Everyone has a story of an event that first brought the world to bear on them, be it John F. Kennedy’s assassination or the Challenger explosion. Luckily, for most of us, we grapple with the larger meaning of tremendous national or international tragedy as secondhand spectators. Our suffering as an audience pales to those directly involved and is a background tapestry to our more personal sorrows.
But they leave a mark. And they shape our understanding — or lack of understanding — of the world. For many of my peers, 9/11 would probably be that ultimate occurrence. For me, however, it was growing up during a spate of school shootings and being in high school contemporaneously with Columbine.
The awful miracle of human beings is their resilience. As time went on from Columbine, I didn’t continue to perk up at each strange schoolroom noise or sit in a constant state of readiness, much like I boarded an airplane only a few weeks after 9/11. Those events showed me there are forces beyond my control that may wish me random harm. By taking that as the lesson, I really had no other choice but to continue living my life focusing on what I could control and not what darkness may be behind each corner.
But in the past week, I have often come back to note that I learned that lesson as a high schooler — not as a child in elementary school. And I wonder how those sorts of conclusions will impact each of the children who survived the massacre at Sandy Hook Elementary. What tools are mentally available to a child who witnesses such unbounded ferocity? Or to the children of the same age around the country?
I, thankfully, have no direct comparison in my own life. The closest might be a car accident I was in around the same age, a moment of extraordinary mechanical energy where injuries were not life-threatening but my family’s minivan was crushed to the size of a station wagon after being merged into by an RV. To this day, I sometimes flinch — just a little bit — when a truck or other large vehicle pulls alongside my car on the highway. Surely, something as severe as the Sandy Hook shootings will manifest in more than a shrugged off twitch on I-80.
One of my favorite Christmas films is Joyeux Noel, a 2005 movie based on the Christmas Truce of World War I. Although hardly a masterpiece, its power rests in the reminder that even in the worst moments of history, acts of great humanity are possible, however fleeting they may turn out to be. At the end, German soldiers who participated in the spontaneous cessation of violence are shut aboard a train and sent to near certain death on the Eastern Front. As the train pulls away, they hum a melody taught to them by Scottish adversaries, evidence that even if we don’t control our fates, we do control how we react to what molds our lives.

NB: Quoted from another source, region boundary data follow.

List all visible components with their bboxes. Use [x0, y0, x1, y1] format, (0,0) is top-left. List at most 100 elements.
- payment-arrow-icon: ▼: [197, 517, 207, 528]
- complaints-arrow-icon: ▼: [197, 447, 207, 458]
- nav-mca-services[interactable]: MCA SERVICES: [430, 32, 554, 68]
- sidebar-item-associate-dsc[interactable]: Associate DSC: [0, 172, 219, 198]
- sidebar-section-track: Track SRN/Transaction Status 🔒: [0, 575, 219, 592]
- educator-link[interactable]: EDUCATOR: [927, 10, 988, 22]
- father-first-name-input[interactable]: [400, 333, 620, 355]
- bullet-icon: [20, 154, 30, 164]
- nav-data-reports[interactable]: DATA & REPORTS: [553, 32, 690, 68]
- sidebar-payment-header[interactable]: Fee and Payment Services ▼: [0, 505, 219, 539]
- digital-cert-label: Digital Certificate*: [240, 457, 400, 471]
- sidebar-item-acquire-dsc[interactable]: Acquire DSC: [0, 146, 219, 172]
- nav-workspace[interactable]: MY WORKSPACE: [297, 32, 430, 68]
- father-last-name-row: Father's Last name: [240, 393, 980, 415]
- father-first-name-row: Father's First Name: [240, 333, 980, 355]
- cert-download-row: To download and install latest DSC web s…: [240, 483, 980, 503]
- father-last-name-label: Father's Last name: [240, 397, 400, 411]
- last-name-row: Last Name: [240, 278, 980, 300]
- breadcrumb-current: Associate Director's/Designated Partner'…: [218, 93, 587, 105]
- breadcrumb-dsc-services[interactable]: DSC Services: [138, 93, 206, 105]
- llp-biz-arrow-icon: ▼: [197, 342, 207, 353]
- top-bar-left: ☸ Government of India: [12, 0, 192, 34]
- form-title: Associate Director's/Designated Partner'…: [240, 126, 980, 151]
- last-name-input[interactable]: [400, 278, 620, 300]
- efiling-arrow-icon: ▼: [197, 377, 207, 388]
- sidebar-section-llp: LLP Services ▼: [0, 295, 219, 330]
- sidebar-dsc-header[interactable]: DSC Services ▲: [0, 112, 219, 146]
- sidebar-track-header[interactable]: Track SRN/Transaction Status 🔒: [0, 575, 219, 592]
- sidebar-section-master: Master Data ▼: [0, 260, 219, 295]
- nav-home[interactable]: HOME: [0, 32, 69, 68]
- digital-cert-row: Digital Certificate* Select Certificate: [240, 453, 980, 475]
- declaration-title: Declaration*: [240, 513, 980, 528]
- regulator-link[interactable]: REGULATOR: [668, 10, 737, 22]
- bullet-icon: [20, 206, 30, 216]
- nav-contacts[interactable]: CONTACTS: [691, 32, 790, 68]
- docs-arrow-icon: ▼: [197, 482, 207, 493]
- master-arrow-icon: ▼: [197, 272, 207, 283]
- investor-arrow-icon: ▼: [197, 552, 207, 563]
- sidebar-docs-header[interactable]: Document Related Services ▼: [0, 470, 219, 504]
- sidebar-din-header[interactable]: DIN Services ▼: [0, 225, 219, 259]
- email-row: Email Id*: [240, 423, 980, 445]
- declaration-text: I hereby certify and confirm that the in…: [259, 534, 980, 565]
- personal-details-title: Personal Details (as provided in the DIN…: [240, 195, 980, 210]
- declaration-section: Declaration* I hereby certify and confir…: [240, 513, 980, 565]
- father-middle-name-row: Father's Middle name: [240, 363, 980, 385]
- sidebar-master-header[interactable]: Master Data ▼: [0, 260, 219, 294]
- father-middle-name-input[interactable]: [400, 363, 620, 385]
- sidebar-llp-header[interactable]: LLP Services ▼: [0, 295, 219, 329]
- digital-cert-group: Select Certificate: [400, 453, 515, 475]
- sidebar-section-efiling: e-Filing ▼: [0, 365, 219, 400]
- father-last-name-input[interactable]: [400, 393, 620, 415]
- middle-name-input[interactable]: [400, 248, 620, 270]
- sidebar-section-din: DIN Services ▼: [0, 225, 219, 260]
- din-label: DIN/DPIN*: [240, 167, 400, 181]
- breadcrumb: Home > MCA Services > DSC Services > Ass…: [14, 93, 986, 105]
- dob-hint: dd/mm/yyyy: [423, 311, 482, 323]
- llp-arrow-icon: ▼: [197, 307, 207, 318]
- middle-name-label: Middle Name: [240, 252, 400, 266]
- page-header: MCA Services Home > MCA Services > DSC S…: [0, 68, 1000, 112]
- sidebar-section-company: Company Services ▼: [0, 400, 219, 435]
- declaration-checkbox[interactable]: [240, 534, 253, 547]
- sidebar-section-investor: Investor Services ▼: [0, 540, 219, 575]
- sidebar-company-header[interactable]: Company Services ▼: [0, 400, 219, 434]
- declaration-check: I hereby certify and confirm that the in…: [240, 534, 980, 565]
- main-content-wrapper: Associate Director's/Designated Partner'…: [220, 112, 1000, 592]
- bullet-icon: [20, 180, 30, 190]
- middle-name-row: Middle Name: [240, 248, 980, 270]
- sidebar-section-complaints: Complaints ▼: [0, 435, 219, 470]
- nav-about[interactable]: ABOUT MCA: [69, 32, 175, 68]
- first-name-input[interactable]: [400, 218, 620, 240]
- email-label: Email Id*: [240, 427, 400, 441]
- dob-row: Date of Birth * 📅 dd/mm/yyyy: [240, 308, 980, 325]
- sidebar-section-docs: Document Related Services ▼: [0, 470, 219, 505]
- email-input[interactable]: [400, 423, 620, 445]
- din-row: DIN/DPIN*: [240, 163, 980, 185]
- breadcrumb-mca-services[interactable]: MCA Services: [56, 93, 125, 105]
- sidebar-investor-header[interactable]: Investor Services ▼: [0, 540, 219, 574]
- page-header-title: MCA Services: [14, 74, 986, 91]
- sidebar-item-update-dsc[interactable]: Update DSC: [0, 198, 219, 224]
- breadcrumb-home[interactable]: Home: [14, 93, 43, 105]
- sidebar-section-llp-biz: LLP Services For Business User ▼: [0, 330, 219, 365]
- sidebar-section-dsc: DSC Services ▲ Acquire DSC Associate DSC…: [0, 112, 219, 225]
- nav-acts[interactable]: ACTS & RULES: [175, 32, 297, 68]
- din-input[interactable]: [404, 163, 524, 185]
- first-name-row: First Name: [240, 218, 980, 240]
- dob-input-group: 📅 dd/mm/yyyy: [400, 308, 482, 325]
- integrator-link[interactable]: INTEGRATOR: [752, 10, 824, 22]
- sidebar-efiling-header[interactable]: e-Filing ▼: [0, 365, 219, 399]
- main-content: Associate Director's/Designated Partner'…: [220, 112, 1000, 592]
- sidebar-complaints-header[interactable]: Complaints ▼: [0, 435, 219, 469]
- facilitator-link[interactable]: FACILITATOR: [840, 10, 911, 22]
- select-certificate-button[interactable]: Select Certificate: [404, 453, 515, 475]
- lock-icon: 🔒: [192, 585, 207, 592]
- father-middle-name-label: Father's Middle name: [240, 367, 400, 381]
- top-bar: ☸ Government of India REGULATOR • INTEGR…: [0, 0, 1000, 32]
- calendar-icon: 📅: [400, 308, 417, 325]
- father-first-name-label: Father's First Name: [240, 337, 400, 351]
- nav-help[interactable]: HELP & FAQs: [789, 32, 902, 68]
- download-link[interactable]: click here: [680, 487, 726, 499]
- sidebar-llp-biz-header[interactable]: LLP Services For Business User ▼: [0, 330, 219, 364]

Our souls are the greatest beneficiaries of self-determination because our natural state is fighting against life’s inherent absurdity, that of fighting for control of our destiny when so much of it is outside of our hands.
In writing about the mythical character Sisyphus, Albert Camus says such a condition should not be interpreted as one of futility. Rather, when the rock he is eternally rolling up a hill always falls back to the bottom, Sisyphus chooses each time to go back down and get it — his dignity lies in persevering in the face of the inevitable defeat.
“Each atom of that stone, each mineral flake of that night-filled mountain, in itself forms a world,” Camus says. “The struggle itself toward the heights is enough to fill a man’s heart.”
It is a lesson someone could spend a lifetime coming to grips with. And one of the saddest parts of Sandy Hook’s aftermath is that each child will have so much time to try.